Relato inspirado en la fotografía
Te maté, lo reconozco. Pero fue sin querer. Y me echarás en cara que no te lloré. Es verdad, pero habías cambiado tanto… Llevaba años añorando al hombre de manos suaves y amorosas con el que me había casado. Siempre las cuidaste mucho y como nunca clavaste un clavo eran perfectas: estrechas, con dedos largos de nudillos pequeños, la piel sin manchas y sin pelos. Hasta te eligieron para aquel anuncio de manos en televisión, ¿te acuerdas? ¡Menudo viaje hicimos con el dinero que te dieron! Cuando me entra la nostalgia miro las fotografías y me parece mentira que haya pasado tanto tiempo. Pero me estoy desviando del tema... Te decía que añoraba al hombre de manos suaves y amorosas. Te gustaba recorrer mi rostro con ellas: mis párpados cerrados, mis mejillas, el perfil de mis labios, mi barbilla. Y yo me sentía flotar en una nube de felicidad infinita.

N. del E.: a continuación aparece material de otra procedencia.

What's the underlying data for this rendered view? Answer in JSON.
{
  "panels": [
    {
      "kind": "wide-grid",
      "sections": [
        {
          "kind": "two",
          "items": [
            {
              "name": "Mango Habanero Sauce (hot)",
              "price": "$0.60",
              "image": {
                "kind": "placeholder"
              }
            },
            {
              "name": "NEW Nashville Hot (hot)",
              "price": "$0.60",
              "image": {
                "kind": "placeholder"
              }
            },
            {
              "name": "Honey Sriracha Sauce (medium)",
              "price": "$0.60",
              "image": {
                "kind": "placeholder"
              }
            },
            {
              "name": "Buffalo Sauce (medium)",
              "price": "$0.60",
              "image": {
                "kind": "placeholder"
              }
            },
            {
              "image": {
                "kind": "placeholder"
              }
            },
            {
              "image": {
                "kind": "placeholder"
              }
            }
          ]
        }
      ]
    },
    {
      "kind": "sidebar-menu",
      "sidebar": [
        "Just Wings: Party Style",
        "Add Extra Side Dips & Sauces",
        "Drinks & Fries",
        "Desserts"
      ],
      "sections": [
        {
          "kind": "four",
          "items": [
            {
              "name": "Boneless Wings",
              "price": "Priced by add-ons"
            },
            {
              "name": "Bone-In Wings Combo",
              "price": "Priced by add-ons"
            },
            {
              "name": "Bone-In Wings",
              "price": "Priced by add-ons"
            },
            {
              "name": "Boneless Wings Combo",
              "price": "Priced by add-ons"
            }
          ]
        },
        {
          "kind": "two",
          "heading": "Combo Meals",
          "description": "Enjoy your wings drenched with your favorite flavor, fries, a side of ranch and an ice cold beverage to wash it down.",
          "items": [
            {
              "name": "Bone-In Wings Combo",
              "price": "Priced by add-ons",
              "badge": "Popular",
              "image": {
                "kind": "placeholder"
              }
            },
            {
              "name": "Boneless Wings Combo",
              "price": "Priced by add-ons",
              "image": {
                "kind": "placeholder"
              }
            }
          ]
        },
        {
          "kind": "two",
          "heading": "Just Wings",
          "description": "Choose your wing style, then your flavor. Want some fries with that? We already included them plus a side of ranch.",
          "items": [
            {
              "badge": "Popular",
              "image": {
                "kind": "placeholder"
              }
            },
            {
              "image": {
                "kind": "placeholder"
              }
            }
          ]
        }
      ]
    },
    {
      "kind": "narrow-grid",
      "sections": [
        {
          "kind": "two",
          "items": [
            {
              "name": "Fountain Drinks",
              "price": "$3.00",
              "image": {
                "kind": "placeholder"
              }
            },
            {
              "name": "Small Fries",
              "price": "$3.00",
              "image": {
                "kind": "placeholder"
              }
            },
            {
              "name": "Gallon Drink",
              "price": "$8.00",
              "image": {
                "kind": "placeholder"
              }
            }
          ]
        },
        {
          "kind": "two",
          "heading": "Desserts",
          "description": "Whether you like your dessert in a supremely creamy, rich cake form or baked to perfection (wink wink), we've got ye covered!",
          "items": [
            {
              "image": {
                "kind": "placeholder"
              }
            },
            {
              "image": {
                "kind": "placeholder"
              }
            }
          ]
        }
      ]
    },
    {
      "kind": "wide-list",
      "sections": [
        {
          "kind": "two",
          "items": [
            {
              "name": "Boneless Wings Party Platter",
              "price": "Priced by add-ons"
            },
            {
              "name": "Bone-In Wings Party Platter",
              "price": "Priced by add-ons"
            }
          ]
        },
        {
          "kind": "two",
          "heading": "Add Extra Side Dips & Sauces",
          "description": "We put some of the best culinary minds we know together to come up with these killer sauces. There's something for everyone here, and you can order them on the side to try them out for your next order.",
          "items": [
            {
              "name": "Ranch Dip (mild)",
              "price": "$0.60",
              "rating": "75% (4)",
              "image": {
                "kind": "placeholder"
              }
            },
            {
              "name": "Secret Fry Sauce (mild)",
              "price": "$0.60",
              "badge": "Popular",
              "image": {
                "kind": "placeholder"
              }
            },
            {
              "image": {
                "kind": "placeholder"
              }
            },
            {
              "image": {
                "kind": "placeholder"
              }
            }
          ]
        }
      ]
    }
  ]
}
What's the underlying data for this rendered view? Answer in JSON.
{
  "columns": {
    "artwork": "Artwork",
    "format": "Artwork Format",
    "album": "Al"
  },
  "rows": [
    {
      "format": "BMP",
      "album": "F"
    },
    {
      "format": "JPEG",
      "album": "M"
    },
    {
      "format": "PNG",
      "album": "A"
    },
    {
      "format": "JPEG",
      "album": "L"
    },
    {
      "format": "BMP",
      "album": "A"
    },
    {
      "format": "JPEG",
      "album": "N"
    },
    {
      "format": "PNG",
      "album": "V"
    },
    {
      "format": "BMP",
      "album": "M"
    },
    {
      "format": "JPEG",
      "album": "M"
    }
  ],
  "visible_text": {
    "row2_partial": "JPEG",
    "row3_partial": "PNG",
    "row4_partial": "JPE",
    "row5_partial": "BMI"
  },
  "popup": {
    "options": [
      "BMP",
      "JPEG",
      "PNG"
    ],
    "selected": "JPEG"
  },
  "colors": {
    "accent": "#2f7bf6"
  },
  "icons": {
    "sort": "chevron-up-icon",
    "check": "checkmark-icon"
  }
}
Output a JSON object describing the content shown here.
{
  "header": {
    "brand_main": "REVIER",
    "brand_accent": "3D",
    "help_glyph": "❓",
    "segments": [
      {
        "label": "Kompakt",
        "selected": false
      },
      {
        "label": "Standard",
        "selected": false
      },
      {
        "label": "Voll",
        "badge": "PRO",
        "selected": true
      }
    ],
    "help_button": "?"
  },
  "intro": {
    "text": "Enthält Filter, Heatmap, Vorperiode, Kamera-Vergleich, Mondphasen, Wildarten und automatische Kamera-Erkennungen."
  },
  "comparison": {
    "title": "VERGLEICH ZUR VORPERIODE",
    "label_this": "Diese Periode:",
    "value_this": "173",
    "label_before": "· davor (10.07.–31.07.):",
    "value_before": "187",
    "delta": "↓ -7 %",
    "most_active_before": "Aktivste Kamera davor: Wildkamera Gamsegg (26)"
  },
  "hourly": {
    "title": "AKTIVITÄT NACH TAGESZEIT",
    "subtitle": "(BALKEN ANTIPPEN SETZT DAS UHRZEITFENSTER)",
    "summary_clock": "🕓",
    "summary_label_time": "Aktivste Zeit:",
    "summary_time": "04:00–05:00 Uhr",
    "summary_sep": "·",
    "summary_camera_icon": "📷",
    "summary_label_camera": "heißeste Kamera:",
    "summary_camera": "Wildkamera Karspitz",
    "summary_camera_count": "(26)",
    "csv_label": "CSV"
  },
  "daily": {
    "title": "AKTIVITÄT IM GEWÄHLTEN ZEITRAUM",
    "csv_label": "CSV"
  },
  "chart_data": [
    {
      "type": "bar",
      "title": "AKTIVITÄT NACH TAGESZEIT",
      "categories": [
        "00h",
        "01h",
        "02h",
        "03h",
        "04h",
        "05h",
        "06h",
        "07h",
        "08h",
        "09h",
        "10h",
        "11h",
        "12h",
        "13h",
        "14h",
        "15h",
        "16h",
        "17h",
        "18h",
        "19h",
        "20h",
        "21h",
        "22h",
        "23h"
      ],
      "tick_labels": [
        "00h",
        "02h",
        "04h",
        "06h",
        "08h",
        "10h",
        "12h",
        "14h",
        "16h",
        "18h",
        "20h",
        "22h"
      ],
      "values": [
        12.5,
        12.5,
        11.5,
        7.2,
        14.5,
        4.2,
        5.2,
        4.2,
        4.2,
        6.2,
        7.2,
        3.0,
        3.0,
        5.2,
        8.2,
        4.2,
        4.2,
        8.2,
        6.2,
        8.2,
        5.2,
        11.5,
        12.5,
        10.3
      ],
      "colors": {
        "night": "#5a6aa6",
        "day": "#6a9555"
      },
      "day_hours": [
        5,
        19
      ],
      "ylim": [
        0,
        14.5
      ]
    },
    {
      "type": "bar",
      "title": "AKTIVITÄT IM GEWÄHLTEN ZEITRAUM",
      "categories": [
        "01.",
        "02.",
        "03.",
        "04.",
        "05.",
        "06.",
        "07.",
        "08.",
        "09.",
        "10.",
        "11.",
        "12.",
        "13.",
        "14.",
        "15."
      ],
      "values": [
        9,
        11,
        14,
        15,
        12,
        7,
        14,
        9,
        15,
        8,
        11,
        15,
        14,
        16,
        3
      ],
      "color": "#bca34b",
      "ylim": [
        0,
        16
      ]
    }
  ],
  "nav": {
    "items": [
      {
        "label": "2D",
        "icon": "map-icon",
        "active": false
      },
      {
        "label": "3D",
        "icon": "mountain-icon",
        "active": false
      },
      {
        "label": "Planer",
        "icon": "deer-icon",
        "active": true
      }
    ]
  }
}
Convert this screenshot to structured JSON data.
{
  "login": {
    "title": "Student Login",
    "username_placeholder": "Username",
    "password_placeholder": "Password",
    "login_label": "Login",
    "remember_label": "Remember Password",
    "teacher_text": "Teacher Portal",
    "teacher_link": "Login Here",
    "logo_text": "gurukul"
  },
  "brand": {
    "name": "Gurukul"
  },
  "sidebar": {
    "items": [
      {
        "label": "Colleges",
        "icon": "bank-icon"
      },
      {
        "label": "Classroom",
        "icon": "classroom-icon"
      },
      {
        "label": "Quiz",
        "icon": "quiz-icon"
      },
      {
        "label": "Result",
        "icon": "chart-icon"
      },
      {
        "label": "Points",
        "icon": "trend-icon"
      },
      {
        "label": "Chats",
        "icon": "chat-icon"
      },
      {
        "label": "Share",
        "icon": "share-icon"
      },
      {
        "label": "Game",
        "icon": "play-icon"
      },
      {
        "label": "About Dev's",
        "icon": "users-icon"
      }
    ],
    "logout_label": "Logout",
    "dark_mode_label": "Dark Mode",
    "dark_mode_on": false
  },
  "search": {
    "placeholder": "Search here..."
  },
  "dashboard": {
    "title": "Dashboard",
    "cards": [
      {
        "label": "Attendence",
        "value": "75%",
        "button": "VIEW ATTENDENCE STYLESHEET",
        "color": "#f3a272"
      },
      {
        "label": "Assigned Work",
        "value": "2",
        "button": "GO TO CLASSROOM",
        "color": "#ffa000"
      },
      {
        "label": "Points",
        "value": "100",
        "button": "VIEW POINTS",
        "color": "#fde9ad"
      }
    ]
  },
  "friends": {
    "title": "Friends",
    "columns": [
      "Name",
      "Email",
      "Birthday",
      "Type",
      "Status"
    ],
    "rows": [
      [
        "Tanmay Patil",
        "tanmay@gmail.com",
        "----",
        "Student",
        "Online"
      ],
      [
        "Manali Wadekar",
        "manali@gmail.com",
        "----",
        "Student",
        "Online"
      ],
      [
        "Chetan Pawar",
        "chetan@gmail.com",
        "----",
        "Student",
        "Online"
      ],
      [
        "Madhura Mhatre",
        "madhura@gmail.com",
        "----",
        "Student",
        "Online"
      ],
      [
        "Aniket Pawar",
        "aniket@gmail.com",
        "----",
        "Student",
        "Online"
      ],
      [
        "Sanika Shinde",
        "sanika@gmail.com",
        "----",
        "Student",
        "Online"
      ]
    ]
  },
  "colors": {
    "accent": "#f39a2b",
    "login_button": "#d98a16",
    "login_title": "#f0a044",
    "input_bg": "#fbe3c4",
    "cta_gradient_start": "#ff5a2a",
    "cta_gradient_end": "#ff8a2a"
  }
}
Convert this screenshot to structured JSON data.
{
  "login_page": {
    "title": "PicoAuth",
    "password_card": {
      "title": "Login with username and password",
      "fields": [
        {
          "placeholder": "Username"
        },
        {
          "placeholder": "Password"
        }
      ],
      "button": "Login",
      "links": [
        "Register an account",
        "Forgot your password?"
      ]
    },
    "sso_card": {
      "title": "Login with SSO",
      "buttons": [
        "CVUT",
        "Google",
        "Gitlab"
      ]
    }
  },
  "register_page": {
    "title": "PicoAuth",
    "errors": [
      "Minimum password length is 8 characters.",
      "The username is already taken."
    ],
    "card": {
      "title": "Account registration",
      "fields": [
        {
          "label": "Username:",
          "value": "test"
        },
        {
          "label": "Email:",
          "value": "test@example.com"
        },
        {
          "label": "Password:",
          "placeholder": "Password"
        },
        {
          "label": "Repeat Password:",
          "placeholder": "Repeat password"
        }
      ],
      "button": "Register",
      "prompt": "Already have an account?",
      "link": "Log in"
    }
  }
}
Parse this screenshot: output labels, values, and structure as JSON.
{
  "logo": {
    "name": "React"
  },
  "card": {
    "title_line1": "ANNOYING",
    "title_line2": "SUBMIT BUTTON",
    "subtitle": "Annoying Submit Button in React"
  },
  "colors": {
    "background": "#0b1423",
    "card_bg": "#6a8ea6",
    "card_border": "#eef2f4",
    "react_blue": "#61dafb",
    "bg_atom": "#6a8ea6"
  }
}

Luego, no sé cuándo ni cómo ni por qué, tus manos se volvieron ariscas. Era como si un cardo se restregara contra mi rostro, un cardo áspero y afilado como la vieja guadaña que tu padre se empeñaba en seguir utilizando pese a regalarle un corta-césped. Tu padre, un buen aliado. Siempre lo echaré de menos. Su buen carácter y sus amenas conversaciones que a ti te resultaban insoportables. Ahora que lo pienso, Cardo, sí, porque durante muchos años en mi mente fuiste Cardo, no Ricardo como al principio, no Ricardo como te llamaban los demás. Cardo. Pues eso, que ahora que lo pienso todo empezó, o más bien desempezó cuando murió tu padre. Siempre viviste buscando su conformidad porque su buen carácter con los demás se tornaba exigente y autoritario contigo. Creo que fuiste Ricardo mientras que él vivió para que te viera como un buen marido porque me quería como a la hija que nunca tuvo. A la vuelta del cementerio empezaste a convertirte en Cardo. Fueron años malos en los que pasaba noches enteras llorando por mi amor perdido aunque te tuviera cerca. Y ya ves, ahora estás muerto. Y no veas el trabajo que me costó cortarte el brazo. Igual te parece mal, pero no me importa porque ya no puedes decir nada. Me sentía tan sola que no podía apartar de mi mente el recuerdo de tus caricias de los primeros tiempos.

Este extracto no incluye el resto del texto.